Advice needed in design

Hello there,

I would like to kindly ask for an advice about how should one go when designing a databases/collections around such a scenario:

Let’s suppose we are working with 3 data collections:

PRODUCTS, CATEGORIES and POLICIES

PRODUCTS belong to CATEGORIES. CATEGORIES have POLICIES attached that govern how PRODUCTS are handled.

An example use case:

PRODUCT: Milk
CATEGORY that the product is assigned to: Dairy products
POLICIES assigned: 1. Storage policy 2. Handling and shipping policy

The goal is to be able to attach POLICIES to CATEGORIES and then attach PRODUCTS to the said CATEGORIES so that they would have access to POLICIES and would be handled accordingly.

Now, one of the immediately available solutions online would be to create a reference to the CATEGORY in the PRODUCT document and then create another reference in the CATEGORY document pointing to specfic POLICIES assigned.

However, I cannot seem to find a solution to the following issues:

  1. If an existing POLICY that is referenced inside CATEGORY is modified, how could one make the changes permeate already existing PRODUCTS attached to the CATEGORY and thus inheriting the existing attached POLICIES?

  2. And what if we have thousands or millions of PRODUCTs belonging to a given CATEGORY? What would be a rational way of dealing with the problem 1?

Thanks for the help!

Hello @David_Aames, Welcome to the MongoDB Community forum!

Lets consider this sample data:

product:

{
  name: 'Milk',
  category: 'CAT-A',
  description: 'Cow milk'
}

category:

{
  name: 'CAT-A'
  policies: [ 'P-1', 'P-2' ],
  description: 'Category A'
}

policies:

{
  name: 'P-1',
  description: 'Cold storage',
  other_details: '...'
}

Now, if the policy P-1 changes its description to “Very cold storage”, what happens?

In such scenario, all the products with category CAT-A (which has policy P-1) has the updated policy. So, when you access (or query) this product it will have the updated policy.

The query on the product is a “join” operation on these two collections using the $lookup aggregation pipeline stage.

Hi @David_Aames ,

When I think about it, I don’t see a justification for a category connection collection. What I think is that you can have a category indexed field and add the associated policies to that , potentially embedding low frequncy changed attributes of a policy in that array.

Products

{
 name: 'Milk',
 category: 'Dairy products',
 policies : [ [{ id : 'P-1', name : "Storage"}  , { id :  'P-2' , name : "Shipping" }],
 description: 'Cow milk'
}

Policies

{
  id: 'P-1',
 name. : "Storage",
  description: 'Cold storage',
 
  other_details: '...'
}

Obviously, when you change things on policies, your application will re query the indexed policyId when you need to show it to the user or run flows that require this data. For example when you report on a product to a a supplier you will query a product whithin a category listing available policies. Once they require to look into each policy you query the data from the policies collection with all the latest policy data…

Thanks
Pavel

Hello @Pavel_Duchovny ,
Thank you for your warm welcome and detailed reply. Could you kindly elaborate on:

  1. Why you don’t see a justification for a category connection collection?
  2. Could you please explain what do you mean by
    a) Category indexed field
    b) Adding associated policies to that and embedding low frequency.

Thank you!

@David_Aames ,

I don’t see a reason to have an additional collection just to connect products and policies… If you have this collection you will need to do $lookups in your query and I want to avoid that…

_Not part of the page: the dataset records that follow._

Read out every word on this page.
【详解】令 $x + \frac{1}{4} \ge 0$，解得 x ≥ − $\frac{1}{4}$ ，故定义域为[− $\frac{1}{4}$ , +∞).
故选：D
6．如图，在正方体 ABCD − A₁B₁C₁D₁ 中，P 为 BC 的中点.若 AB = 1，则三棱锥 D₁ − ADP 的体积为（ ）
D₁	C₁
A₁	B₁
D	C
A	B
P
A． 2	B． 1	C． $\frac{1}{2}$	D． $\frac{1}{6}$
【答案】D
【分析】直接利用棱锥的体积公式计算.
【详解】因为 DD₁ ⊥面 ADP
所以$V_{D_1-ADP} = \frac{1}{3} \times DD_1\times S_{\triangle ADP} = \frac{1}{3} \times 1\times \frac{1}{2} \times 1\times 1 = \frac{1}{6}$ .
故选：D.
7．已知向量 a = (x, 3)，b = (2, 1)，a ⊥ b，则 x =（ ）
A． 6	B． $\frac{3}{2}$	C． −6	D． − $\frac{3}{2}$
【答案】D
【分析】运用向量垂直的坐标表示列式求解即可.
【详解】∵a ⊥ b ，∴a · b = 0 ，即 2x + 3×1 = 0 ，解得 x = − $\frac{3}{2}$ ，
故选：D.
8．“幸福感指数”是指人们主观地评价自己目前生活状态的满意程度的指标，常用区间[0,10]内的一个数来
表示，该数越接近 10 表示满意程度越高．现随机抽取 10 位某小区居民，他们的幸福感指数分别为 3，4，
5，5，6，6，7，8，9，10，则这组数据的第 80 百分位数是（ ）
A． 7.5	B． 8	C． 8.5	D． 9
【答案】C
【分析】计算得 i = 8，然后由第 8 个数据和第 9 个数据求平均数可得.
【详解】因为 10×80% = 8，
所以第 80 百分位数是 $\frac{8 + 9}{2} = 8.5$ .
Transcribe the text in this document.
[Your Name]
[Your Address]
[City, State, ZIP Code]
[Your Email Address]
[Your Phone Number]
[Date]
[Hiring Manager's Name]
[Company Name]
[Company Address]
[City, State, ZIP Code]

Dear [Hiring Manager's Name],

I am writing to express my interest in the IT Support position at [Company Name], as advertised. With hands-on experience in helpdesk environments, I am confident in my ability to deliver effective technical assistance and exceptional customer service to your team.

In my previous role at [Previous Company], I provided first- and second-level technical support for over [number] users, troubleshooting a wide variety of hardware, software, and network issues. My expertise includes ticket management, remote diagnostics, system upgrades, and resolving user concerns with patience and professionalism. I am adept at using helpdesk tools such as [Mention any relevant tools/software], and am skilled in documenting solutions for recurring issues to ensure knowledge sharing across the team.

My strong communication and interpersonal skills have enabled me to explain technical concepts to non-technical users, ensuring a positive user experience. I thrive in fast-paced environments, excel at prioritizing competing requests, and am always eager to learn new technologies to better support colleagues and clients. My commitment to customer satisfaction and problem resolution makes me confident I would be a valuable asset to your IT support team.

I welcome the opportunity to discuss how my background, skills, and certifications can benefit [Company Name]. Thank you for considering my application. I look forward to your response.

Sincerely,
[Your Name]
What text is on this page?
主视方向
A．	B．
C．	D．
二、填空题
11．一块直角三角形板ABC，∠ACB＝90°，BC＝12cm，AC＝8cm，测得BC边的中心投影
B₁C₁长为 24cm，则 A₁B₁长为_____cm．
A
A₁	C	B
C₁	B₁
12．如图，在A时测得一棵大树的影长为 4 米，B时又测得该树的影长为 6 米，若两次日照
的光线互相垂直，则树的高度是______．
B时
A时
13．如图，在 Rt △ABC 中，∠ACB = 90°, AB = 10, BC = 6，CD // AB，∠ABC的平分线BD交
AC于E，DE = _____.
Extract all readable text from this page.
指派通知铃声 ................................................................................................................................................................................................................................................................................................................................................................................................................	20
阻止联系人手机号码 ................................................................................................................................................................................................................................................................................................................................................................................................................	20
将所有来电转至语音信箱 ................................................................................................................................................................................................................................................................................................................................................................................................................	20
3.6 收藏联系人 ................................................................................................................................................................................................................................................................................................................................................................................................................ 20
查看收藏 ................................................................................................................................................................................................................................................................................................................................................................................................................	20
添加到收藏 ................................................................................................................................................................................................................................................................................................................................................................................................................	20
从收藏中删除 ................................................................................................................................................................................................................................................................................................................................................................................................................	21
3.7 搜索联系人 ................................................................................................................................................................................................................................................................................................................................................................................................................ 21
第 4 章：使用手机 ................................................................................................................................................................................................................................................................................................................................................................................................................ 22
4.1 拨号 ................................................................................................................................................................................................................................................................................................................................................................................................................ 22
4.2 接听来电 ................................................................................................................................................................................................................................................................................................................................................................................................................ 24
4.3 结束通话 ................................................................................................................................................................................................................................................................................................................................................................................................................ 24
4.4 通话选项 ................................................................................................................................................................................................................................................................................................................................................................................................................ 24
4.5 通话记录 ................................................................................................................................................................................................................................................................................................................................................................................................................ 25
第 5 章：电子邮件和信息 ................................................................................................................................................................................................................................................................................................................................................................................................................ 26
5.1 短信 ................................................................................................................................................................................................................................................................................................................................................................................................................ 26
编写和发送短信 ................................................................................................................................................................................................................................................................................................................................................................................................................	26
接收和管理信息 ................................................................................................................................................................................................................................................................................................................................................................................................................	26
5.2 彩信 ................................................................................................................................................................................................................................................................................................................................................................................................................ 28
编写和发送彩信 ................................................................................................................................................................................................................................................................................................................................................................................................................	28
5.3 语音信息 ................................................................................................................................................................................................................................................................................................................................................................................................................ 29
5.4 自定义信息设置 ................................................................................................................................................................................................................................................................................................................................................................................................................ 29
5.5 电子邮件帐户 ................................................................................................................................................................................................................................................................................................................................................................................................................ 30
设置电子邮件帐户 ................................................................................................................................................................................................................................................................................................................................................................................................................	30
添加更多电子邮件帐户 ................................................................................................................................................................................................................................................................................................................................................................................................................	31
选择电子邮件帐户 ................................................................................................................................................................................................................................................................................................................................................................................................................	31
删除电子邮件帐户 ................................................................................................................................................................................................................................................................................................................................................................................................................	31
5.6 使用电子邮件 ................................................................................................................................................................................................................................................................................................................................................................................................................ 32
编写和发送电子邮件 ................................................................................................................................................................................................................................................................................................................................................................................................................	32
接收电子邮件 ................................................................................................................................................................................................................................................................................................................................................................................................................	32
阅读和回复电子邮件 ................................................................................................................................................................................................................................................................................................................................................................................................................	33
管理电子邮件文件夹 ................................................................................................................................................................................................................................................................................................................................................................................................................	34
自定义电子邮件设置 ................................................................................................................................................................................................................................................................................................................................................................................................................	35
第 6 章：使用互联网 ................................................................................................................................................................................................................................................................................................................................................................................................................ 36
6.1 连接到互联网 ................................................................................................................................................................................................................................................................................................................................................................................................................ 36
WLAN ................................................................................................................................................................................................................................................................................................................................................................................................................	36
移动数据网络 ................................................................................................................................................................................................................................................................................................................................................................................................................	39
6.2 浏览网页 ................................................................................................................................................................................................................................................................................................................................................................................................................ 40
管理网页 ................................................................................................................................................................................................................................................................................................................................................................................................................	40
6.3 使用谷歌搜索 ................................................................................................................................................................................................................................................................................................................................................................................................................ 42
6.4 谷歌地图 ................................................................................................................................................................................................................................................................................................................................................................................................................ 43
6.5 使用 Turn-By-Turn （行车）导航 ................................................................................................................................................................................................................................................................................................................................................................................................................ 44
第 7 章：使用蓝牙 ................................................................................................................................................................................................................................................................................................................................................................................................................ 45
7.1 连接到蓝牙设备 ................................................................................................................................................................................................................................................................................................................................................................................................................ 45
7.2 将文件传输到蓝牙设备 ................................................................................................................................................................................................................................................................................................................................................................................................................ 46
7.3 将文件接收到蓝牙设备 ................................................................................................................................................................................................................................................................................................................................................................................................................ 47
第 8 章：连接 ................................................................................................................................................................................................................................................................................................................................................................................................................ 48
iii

MongoDB does not need to have this relational normalized concepts and we need to get as much data in a document as we can for our queries to just run on a single collection doing indexed access.

  1. Could you please explain what do you mean by
    a) Category indexed field
    b) Adding associated policies to that and embedding low frequency.

So in the products collection if we index the category we can fetch all products related to a specific category easily :

db.products.createIndex( { category : 1 });

db.products.find({ categotry : "Dairy products'"});

For the second comment. If we have fields that should be presented on a product main page/area and they are not highly updated , for example in my opnion a policy name should rarely change therefore it might make sense to have it in the product “policies” array. Another field we can think of is how many policies there are per product, this can be also added to the product document.

Whenever we insert a new policy we create it in the “policies” collection and then we can push it using $push or $addToSet update into a specific product “policies” array to gether with an increase of numberOfPolicies in that same product document…

Thanks
Pavel